Sesekali anak didik menyapa yang ia balas dengan senyuman dan mengulurkan
tangan tak lupa mengucap salam. Semburat mendung kadang nampak di ronanya tapi
dengan begitu rapi, pelan-pelan mendung itu berubah menjadi cerah atau...paling
tidak, ia memunculkan rangkaian pelangi di wajahnya.
Begitu
tiba di singgasana kerja, seperti biasa, ia menyibukkan diri dengan laptopnya.
Entahlah, apakah itu berkas kerja atau hanya akting, nobody knows. Seringkali
cletukan-cletukan humor keluar dari bibirnya yang melenturkan kekakuan pagi.
Ada saja lelucon yang terlontar yang sanggup memecahkan keheningan. Ya, awali
hari dengan tertawa atau sekedar senyuman, semoga hari ini menyenangkan.
“Glad,
ngajar berapa kelas hari ini?”. Teman sebelahnya mengajak berbincang ringan,
sekedar basa-basi mungkin.
“
Cuma dua kelas beibeh. You know lah, tahun ini banyak jam yang dipangkas. It’s
okeylah. Bisa otak-atik blog aku yang masih abal-abal nih sekalian cari banyak
referensi buat belajar.”
“
Eh, Glad, akhir pekan ini kita nonton yuk. Ada film baru tuh.”
“Ehm,....gimana
ya....aku pikir-pikir dulu ya.”
“Aku
bisa tebak, aku paham.Karena bocil kan” tukas temannya. Perempuan muda itu
tersenyum tipis. Begitu bel masuk berbunyi tanda kelas dimulai, ia pun beranjak
menghilang dengan salam yang sayup-sayup terdengar.
Pun
setelah ia mengajar. Jarang dia mengeluhkan peserta didik apalagi dibahas dalam
forum. Dia berbagi cerita sebatas hal yang konyol, nggak berbobot dan nggak
serius.
****
Begitulah
geliat perempuan muda yang berusia menjelang tiga puluh tahun. Jarang sekali
mukanya muram melainkan dengan menyajikan muka cerah tidak ada masalah.

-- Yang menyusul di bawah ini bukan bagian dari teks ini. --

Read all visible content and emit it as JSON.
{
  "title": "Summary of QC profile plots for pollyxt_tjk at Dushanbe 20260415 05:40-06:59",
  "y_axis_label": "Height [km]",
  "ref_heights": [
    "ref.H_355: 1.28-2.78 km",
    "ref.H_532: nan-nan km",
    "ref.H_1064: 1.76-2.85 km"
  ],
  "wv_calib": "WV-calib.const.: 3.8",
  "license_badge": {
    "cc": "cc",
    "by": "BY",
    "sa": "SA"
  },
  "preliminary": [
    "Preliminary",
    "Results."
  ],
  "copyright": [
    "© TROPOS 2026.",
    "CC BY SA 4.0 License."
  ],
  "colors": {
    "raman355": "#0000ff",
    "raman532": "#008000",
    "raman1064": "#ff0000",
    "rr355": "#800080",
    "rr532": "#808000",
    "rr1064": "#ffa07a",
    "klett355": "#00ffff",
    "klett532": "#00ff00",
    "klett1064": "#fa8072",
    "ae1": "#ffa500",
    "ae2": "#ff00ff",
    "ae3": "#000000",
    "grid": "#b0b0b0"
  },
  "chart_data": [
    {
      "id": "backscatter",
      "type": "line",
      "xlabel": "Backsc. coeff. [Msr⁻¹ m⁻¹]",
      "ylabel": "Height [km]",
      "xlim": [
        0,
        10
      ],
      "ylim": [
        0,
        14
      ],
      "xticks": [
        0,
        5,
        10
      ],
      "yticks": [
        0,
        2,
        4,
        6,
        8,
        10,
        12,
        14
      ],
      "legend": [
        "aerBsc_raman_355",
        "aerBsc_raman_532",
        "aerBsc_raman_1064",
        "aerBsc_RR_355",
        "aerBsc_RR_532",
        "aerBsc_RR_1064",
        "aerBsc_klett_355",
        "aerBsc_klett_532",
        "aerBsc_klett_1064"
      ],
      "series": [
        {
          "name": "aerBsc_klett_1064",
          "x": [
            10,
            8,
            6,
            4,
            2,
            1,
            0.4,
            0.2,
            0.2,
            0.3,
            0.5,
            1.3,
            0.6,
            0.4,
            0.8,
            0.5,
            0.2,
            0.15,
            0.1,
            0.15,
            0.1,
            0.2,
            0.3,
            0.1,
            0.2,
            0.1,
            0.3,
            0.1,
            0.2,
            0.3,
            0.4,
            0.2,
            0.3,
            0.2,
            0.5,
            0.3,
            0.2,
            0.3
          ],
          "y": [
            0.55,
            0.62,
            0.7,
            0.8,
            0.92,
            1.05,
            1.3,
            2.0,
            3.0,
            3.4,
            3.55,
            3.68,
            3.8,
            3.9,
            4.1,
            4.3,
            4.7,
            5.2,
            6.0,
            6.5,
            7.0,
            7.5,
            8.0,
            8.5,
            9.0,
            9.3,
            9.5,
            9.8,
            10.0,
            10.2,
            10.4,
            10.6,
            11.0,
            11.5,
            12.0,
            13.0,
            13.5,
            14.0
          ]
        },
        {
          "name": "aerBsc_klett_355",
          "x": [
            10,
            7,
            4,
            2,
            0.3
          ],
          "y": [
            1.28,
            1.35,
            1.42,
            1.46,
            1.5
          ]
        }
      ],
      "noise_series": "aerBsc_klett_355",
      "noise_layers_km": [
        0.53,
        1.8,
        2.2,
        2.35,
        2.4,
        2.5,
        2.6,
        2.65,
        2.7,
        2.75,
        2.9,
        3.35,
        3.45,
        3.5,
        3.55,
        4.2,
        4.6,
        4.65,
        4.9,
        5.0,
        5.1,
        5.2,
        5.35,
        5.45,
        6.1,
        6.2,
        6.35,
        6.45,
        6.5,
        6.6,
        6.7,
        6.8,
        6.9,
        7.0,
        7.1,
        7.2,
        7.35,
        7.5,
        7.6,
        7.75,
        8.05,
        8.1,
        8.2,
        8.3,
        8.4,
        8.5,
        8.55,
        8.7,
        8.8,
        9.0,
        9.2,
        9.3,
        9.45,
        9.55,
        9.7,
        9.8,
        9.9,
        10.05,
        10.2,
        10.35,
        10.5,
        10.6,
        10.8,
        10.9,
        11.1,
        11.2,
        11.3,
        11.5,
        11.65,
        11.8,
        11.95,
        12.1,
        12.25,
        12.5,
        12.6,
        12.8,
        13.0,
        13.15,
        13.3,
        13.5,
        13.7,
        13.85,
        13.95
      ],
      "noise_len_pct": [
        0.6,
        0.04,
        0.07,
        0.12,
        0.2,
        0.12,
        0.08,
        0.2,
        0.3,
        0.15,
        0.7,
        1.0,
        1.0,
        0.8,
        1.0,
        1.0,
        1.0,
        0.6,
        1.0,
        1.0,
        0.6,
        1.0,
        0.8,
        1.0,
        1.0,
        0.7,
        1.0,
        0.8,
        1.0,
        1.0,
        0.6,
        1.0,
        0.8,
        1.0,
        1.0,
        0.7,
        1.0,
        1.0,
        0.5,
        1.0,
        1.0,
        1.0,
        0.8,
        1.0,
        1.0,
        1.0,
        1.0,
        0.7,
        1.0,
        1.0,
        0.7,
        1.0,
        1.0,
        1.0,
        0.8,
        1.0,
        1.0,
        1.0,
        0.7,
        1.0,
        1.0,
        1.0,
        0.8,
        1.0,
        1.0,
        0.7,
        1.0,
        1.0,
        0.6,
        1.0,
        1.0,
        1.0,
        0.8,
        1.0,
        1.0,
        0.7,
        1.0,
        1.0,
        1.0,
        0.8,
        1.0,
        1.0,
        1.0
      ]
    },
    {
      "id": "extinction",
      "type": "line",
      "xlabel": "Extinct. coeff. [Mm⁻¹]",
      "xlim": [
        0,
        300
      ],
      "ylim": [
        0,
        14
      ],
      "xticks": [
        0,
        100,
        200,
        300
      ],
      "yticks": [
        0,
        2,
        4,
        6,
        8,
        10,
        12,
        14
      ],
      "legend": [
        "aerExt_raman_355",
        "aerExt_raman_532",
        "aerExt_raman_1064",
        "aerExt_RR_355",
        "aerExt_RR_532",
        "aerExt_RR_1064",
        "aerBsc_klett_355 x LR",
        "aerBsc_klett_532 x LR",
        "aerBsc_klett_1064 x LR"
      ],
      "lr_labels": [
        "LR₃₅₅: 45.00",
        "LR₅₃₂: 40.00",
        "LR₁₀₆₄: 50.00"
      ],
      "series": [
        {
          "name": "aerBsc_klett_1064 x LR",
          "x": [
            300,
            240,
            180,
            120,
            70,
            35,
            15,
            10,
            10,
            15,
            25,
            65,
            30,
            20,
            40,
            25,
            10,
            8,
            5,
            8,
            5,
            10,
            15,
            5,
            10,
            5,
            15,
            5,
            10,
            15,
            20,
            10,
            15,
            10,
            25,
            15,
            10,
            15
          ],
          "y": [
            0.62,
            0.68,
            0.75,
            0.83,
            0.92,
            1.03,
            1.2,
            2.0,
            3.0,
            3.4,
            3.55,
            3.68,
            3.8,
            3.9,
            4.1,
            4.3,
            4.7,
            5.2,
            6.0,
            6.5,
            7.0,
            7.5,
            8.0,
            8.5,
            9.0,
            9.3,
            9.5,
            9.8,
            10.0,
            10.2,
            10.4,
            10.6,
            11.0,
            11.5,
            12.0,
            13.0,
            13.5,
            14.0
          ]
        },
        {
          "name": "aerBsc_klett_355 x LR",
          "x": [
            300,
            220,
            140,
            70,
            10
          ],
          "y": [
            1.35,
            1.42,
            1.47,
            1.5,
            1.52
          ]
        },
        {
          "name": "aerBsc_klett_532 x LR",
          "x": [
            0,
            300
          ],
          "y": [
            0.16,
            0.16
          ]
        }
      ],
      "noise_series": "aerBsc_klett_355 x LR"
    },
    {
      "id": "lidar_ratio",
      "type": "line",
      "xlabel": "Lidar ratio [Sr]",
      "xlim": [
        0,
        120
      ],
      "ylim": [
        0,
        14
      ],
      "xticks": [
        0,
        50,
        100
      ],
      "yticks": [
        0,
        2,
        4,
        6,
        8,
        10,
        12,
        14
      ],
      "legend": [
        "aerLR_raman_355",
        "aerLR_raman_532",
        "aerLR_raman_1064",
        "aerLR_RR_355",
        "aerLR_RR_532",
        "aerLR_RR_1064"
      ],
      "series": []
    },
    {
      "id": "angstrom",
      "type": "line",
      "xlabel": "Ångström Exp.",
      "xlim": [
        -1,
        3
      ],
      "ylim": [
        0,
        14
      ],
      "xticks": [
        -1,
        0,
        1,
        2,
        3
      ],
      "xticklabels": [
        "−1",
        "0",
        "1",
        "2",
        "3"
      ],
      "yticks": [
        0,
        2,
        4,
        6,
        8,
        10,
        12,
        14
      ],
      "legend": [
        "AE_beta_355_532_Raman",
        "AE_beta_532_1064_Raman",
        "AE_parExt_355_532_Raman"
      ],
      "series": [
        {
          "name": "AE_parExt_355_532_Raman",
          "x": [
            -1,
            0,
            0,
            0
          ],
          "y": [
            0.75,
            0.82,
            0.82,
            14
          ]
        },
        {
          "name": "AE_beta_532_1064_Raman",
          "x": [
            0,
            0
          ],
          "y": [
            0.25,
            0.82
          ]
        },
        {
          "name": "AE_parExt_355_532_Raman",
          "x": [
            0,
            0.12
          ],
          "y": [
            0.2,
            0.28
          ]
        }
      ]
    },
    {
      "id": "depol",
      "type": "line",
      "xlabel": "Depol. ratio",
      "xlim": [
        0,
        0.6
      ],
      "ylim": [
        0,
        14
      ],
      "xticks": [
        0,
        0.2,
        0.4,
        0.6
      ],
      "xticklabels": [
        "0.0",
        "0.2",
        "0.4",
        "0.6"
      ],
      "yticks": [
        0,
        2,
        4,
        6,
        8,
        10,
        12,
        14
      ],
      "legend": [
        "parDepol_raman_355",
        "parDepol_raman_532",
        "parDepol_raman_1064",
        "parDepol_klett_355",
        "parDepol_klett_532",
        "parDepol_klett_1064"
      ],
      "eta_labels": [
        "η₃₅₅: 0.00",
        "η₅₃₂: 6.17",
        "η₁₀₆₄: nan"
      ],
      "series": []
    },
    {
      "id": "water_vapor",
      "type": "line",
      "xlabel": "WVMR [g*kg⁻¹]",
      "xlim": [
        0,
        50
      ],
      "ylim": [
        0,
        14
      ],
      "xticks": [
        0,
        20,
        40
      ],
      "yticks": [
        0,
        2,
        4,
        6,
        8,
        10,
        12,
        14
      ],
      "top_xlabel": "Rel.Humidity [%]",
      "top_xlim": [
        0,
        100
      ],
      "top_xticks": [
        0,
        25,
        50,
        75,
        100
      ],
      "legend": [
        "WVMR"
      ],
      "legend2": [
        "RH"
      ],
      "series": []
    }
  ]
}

Teman-temannya berujar, kalau bercanda dengan perempuan yang bertubuh mungil
itu cukup enak. Ya, karena sekencang apapun perkataan orang, ledekan orang, ia
hanya akan menganggap seperti angin lalu. Take it easy katanya. Tak
mengherankan kalau ia mudah bergaul, easy come, easy go. It seems that she has
no enemies. Ya, mungkin karena durasi emosi tidak berlarut-larut atau
mungkinkah dia itu pelupa,.....entahlah......karena memang tak seorang pun bisa
menebak isi hati. Menebak karakter orang bisa mudah tapi tak begitu dengan urusan
hati. Dan aku pun hanya bisa menebak. Tebakan yang cukup aku yang tahu dan aku
abaikan karena tidak ada urusan dengan aku.
****
Pagi
yang menyejukkan. Orang bilang ini adalah laut dan akan berlangsung seperti ini
hingga akhir tahun nanti. Setidaknya cuaca seperti ini membuat aku lebih
bersemangat menempuh jalanan yang begitu hectic. Bersyukurlah, hari ini tidak
hujan, batinku. Tiba-tiba suara ponsel berbunyi. Yah,,....pesan....tapi
nomernya tidak aku kenal.........
“Sir,
can i have talk with you?”....Kujawab
dengan bahasa sebisaku. Yah, Cuma bahasa tulis , it’s easy...
“About
what?” Kulihat dia pun sedang mengetik.
Aku perhatikan nome itu, dan ternyata........dia...orang yang kujumpai selalu
tertawa setiap hari.
“Anything.
My home was like a hell last night.”
“Okay....”
Kututup
ponsel dan segera meluncur ke tempat kerja. Sedikit kupacu sepeda motorku
mengingat hari beranjak siang. Jalanan ibukota dan penyangganya memang bisa
membuat emosi jiwa. Agar otak ini waras, aku netralisir dengan shalawat. Yah,
kalau pun terjadi apa-apa atau terburuk sekalipun, lisan ini berbekas dengan
keindahan bukan kata-kata umpatan karena emosi jalanan.
***
Sedikit
berbeda memang. Matanya lebih sipit dari yang sebelumnya. Sedang pilek, begitu
ia bilang pada teman-temannya. Bukan....ini bukan sekedar pilek. Semburat pilu
bisa kusaksikan tapi tak berani aku ungkapkan. Biarlah dirinya, dari mulutnya
yang akan berucap nanti.....Iapun hanya termenung, sendu, syahdu dalam lantunan
doa dhuha yang tak pernah bisa aku dengar.....
Hingga
menjelang dzuhur aku terima pesan bahwa dia berada di jauh kerumunan.
“Kenapa?”
tanyaku. Dia menunduk, terkadang membuang muka. Bukan,bukan karena ia benci
tapi menjaga pandangan.
Dia
bercerita, panjang kali lebar. Mulai dari temperamen pasangan, mertua yang
ngoceh-ngoceh nggak jelas, tekanan batin. Bulir-bulir air itu menetes.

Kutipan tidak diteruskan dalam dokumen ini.